Archie explained how the Farm utilizes agro-ecological relationships and natural diversity to grow over 200 varieties of vegetables, flowers, herbs, field crops and fruit. He said that part of the Farm’s mission is to challenge the traditions of the agriculture industry, which tends to prioritize “amassing wealth and extracting” from the land.

“Those of us that study agroecology are really interested in the Indigenous roots of agriculture, an agriculture that is designed to fit in the ecosystem that it’s in. It’s designed to support the community,” Archie said. Agroecology is the study of agricultural practices that work with the natural environment, rather than impose unsustainable or foreign farming practices on it. Archie said that agroecology supports farming that is “not designed necessary just to extract and sell to distant markets.” Rather, he said, the Farm’s fundamental goal is to “nourish its community.” 

The Farm annually harvests over 15,000 pounds of produce, which is then sold to campus dining as well as local chefs and caterers. The Farm also produces thousands of flowers, which are cut, arranged and sold as bouquets, generating additional revenue opportunities to support student employment at the Farm. 

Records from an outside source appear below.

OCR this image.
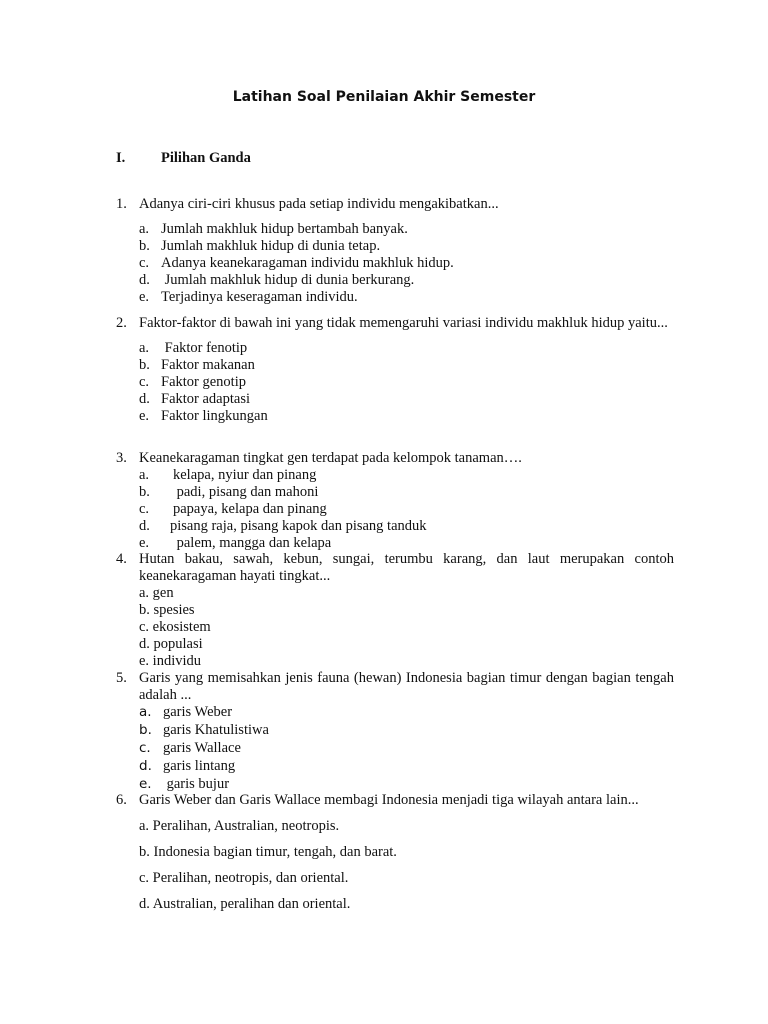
Latihan Soal Penilaian Akhir Semester
I. Pilihan Ganda
1. Adanya ciri-ciri khusus pada setiap individu mengakibatkan...
a. Jumlah makhluk hidup bertambah banyak.
b. Jumlah makhluk hidup di dunia tetap.
c. Adanya keanekaragaman individu makhluk hidup.
d. Jumlah makhluk hidup di dunia berkurang.
e. Terjadinya keseragaman individu.
2. Faktor-faktor di bawah ini yang tidak memengaruhi variasi individu makhluk hidup yaitu...
a. Faktor fenotip
b. Faktor makanan
c. Faktor genotip
d. Faktor adaptasi
e. Faktor lingkungan
3. Keanekaragaman tingkat gen terdapat pada kelompok tanaman….
a.	kelapa, nyiur dan pinang
b.	padi, pisang dan mahoni
c.	papaya, kelapa dan pinang
d.	pisang raja, pisang kapok dan pisang tanduk
e.	palem, mangga dan kelapa
4. Hutan bakau, sawah, kebun, sungai, terumbu karang, dan laut merupakan contoh keanekaragaman hayati tingkat...
a. gen
b. spesies
c. ekosistem
d. populasi
e. individu
5. Garis yang memisahkan jenis fauna (hewan) Indonesia bagian timur dengan bagian tengah adalah ...
a. garis Weber
b. garis Khatulistiwa
c. garis Wallace
d. garis lintang
e. garis bujur
6. Garis Weber dan Garis Wallace membagi Indonesia menjadi tiga wilayah antara lain...
a. Peralihan, Australian, neotropis.
b. Indonesia bagian timur, tengah, dan barat.
c. Peralihan, neotropis, dan oriental.
d. Australian, peralihan dan oriental.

“The other thing about the flowers is they’re often in different crop families from our other crops so the flowers help us with our crop rotations,” Archie said. “We try to manage the soil to make it really biologically rich, diverse, and healthy. One of the ways that we break pest and disease cycles is by rotating crops.” 

Environmental justice makes up another key component of the Farm’s mission. 

Archie used the phrase  “liberation through land” to capture the intersection between agriculture and Indigenous rights advocacy. The Farm partners with Native Seed Search, an organization that collects ancient crop varieties to create a drought-resistant living seed bank. The Farm is currently growing a crop of Dene corn to contribute to the seed bank. 

Earthtones — originally named Earth in Color — is an environmental justice festival led by Natalie Cross ’22 that is hosted at the Farm each year. The festival reimagines Earth Day to celebrate and center the narratives of students of color in the context of environmentalism. During the pandemic Earthtones organizers produced a collection of student art and writing in lieu of holding in-person events. Community members will celebrate Earthtones in person again this spring.  

Cross began working as a farmhand during her sophomore year and has stayed in the role ever since.

“I love being able to dig in the dirt for a few hours. The Farm is great for keeping up with this crazy school where so many things are happening all the time,” Cross said. “The Farm has been a really special place for me and my happy little home away from craziness.”

The student organization Stanford Roots helps out with harvests and hosts events like pizza night and the Fall Harvest Festival on the farm grounds.   

Stanford Roots co-leader Diego Rafael Pérez ’23 started volunteering on the Farm when he was a frosh.

“I thought it was a great practice to do in the mornings before classes to really reground and center myself and remember why I’m here and what I’m working for,” Pérez said. 

Archie, Cross and Pérez all emphasized that the Farm is a space that is open to everyone and intended to give community members the opportunity to connect with nature and find a moment to breathe amid the chaos of campus life. 

“Everyone is welcome to the Farm,” Archie said. “This farm is shared by everyone. Please come enjoy it. There’s ways for everybody to plug in whether you’re a student or staff or faculty member or community member.”